I looked across the street to where he was pointing, in the direction of our neighbors’ house, but there was no one on their lawn or standing in the driveway. The garage door was closed. The only interior light I could see was coming from a lamp in their living room, the flicker of their television.
“What?” I asked, but he dropped his hand to the grass, stubbed out the cigarette, and was quiet for a long time.

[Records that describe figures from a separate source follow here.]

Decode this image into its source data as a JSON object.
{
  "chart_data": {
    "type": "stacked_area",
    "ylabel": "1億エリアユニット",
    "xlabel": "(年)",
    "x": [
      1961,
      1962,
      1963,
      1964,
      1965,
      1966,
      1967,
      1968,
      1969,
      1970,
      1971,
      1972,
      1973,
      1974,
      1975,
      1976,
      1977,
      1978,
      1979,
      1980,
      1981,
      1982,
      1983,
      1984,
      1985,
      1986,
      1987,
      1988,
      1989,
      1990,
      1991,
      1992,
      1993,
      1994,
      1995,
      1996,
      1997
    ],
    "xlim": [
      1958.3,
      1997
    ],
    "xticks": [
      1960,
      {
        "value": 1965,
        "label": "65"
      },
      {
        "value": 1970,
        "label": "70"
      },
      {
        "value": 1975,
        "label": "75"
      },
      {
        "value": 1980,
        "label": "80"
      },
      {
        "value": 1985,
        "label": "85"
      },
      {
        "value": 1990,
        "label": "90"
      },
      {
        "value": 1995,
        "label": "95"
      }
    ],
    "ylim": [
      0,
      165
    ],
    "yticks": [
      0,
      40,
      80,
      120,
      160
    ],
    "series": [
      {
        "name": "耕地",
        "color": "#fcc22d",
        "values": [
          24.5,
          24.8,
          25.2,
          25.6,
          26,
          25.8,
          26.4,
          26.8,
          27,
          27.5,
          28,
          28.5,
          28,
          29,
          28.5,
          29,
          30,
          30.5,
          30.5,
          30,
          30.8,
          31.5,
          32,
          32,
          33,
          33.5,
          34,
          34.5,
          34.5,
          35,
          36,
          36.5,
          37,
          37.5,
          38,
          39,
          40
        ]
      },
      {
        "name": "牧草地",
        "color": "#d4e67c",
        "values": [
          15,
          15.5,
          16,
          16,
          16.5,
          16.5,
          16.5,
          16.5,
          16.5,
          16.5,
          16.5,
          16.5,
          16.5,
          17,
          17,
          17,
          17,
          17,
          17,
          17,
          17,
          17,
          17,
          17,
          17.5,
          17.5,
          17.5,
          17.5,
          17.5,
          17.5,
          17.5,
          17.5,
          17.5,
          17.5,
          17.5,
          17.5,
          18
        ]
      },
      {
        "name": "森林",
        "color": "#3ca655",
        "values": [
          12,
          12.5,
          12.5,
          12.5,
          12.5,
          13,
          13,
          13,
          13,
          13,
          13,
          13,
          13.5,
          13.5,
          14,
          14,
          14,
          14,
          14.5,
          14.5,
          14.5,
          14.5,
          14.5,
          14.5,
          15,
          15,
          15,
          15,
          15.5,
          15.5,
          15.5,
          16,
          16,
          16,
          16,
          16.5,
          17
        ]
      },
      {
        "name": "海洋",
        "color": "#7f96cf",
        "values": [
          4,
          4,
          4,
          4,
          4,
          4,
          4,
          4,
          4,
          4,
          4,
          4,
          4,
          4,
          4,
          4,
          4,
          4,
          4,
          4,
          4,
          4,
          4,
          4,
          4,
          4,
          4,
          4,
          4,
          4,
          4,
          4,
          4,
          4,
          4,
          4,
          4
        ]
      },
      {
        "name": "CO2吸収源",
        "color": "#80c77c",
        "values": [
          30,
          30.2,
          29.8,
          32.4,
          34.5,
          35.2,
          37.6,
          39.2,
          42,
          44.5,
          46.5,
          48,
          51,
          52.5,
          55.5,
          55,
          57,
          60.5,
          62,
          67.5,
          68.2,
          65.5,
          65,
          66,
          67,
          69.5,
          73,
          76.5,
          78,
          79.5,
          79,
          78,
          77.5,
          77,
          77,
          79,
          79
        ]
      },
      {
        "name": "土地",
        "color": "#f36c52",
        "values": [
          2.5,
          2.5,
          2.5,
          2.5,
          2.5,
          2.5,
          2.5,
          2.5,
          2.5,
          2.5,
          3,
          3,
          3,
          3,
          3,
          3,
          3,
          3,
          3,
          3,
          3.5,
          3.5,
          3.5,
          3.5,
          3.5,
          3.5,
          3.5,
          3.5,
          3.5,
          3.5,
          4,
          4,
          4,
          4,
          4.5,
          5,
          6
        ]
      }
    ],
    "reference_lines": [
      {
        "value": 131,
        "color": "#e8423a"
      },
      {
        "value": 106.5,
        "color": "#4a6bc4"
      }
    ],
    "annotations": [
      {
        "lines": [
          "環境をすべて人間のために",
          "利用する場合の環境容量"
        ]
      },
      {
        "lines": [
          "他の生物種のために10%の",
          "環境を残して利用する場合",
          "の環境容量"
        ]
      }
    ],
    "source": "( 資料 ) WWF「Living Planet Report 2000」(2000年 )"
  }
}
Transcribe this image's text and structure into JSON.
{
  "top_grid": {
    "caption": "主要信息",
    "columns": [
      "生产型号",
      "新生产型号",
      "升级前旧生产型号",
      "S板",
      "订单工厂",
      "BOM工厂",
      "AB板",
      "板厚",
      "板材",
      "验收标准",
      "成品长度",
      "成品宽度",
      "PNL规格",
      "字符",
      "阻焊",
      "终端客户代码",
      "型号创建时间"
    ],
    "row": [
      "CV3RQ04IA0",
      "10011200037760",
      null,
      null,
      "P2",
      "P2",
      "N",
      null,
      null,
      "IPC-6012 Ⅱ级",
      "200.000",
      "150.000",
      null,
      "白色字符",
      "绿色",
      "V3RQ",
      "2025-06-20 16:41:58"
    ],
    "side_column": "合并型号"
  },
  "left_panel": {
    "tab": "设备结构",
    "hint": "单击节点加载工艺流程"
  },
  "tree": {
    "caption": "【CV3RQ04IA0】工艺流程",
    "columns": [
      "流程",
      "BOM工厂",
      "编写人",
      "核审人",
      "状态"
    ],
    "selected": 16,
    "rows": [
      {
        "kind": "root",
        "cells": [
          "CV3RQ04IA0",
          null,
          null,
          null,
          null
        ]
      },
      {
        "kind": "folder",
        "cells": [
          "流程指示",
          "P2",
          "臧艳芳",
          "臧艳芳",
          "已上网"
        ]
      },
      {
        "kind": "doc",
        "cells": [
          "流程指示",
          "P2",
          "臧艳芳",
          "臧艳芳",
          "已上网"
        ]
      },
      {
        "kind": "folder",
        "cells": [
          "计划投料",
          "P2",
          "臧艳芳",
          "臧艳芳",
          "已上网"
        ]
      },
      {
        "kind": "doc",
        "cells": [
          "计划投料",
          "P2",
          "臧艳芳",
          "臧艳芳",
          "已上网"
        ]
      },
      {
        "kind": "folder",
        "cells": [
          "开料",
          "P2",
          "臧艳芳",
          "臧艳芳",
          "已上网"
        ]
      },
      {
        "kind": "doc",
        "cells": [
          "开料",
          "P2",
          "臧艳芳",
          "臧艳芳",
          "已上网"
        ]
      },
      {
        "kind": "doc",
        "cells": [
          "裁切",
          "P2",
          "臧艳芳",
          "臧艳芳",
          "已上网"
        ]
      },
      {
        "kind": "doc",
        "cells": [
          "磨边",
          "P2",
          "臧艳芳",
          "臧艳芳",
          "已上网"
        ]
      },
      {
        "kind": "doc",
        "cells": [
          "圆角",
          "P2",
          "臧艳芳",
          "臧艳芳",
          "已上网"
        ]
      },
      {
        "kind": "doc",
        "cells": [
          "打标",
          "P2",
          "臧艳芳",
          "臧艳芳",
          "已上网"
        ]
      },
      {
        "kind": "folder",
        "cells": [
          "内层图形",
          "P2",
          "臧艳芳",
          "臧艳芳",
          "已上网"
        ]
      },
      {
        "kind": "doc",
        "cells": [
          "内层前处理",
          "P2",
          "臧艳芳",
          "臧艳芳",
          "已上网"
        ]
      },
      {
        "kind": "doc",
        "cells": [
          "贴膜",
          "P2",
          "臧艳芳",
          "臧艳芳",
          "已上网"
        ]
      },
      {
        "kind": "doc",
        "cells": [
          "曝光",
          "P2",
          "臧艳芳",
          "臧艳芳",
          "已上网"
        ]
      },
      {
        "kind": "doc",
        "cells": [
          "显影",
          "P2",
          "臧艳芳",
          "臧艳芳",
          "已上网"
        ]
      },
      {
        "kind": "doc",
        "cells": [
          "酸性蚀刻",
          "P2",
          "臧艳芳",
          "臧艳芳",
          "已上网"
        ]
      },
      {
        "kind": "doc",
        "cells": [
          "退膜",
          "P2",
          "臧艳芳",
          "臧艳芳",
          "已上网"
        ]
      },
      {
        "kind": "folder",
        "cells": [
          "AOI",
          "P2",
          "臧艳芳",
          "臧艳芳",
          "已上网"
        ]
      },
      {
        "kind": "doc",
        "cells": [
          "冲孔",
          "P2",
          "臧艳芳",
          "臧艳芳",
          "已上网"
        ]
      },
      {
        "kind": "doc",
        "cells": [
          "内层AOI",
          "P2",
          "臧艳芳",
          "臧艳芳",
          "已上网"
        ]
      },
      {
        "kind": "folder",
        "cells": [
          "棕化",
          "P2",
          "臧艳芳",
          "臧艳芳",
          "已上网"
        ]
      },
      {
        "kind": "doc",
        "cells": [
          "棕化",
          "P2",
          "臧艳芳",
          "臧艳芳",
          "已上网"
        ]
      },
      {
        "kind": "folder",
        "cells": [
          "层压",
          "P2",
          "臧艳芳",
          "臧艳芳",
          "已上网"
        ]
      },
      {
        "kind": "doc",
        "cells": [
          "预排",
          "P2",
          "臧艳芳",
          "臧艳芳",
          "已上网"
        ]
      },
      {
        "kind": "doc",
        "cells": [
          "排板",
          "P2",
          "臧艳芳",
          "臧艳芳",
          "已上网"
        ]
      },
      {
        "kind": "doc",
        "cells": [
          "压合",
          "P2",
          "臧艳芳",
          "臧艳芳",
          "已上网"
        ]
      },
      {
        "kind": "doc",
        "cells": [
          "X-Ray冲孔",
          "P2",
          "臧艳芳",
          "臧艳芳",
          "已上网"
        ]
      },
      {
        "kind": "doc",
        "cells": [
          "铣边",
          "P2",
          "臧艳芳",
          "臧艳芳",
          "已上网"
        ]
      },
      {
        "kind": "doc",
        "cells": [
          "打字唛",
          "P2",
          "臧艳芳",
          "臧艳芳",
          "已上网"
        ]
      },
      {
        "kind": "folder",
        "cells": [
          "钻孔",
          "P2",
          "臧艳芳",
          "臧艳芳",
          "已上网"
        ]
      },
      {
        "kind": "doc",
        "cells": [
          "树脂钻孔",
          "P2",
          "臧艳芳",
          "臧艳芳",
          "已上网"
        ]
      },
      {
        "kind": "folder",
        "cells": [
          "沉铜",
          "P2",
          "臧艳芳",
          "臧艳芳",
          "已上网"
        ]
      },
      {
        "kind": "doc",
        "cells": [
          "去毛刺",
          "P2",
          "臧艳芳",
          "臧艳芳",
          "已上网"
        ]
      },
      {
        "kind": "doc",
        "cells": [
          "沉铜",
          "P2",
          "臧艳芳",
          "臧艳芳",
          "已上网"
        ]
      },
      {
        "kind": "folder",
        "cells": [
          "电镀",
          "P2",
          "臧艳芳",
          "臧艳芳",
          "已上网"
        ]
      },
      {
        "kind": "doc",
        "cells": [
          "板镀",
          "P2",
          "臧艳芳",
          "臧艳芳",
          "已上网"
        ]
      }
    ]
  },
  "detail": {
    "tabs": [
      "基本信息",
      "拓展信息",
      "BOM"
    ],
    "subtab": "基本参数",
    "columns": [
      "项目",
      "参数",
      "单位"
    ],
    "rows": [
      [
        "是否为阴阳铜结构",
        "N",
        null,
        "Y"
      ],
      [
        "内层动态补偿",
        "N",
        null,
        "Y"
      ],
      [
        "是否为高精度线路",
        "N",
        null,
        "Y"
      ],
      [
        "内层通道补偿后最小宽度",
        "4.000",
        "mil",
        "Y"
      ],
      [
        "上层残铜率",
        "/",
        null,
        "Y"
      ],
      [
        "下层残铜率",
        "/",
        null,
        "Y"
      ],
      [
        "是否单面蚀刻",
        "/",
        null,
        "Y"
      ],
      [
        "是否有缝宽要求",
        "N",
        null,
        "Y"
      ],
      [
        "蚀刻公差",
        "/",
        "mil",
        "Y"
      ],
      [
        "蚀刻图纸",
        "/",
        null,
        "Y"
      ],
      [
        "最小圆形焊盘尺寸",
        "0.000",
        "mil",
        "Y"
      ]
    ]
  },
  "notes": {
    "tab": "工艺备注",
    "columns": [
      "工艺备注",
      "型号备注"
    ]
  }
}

I sat there studying the house as the last of the daylight ebbed from the sky. I could hear the sound of my brother’s Big Wheel up the street, the sound of running water through the screen door behind me as my mother washed dishes in the kitchen. But I wasn’t concentrating on that. My focus was on the house across the street. My eyes moved over the modest patch of shrubs, the brown rectangle of the front door with its single glass pane at the top, the slope of the roof tilting toward us, the darkened square of the side window that I could just make out in the shadows because the house wasn’t facing us directly.
“You see it now?” he asked. I shook my head no. “At the window,” he said. “The one on the side of the house. You see him looking out at us?”
“Who?” I asked, straining to see what he was talking about, but suddenly I knew the answer to my own question. “Is it Ronald?”
He smiled. I didn’t look at him—kept my eyes focused on the house—but I could hear him smile in the darkness. The slide of dry lips pulling back against his face. I could picture it in my mind: the humorless, doomed smile of a man who suddenly realizes he is cornered and has no choice but to fight his way out. I could sense the fear settling on him, moving across his skin like a reptile.
“He sneaks over to our house at night,” he told me. “I can hear him running around on the lawn just outside my window. Sometimes he scratches to come in.”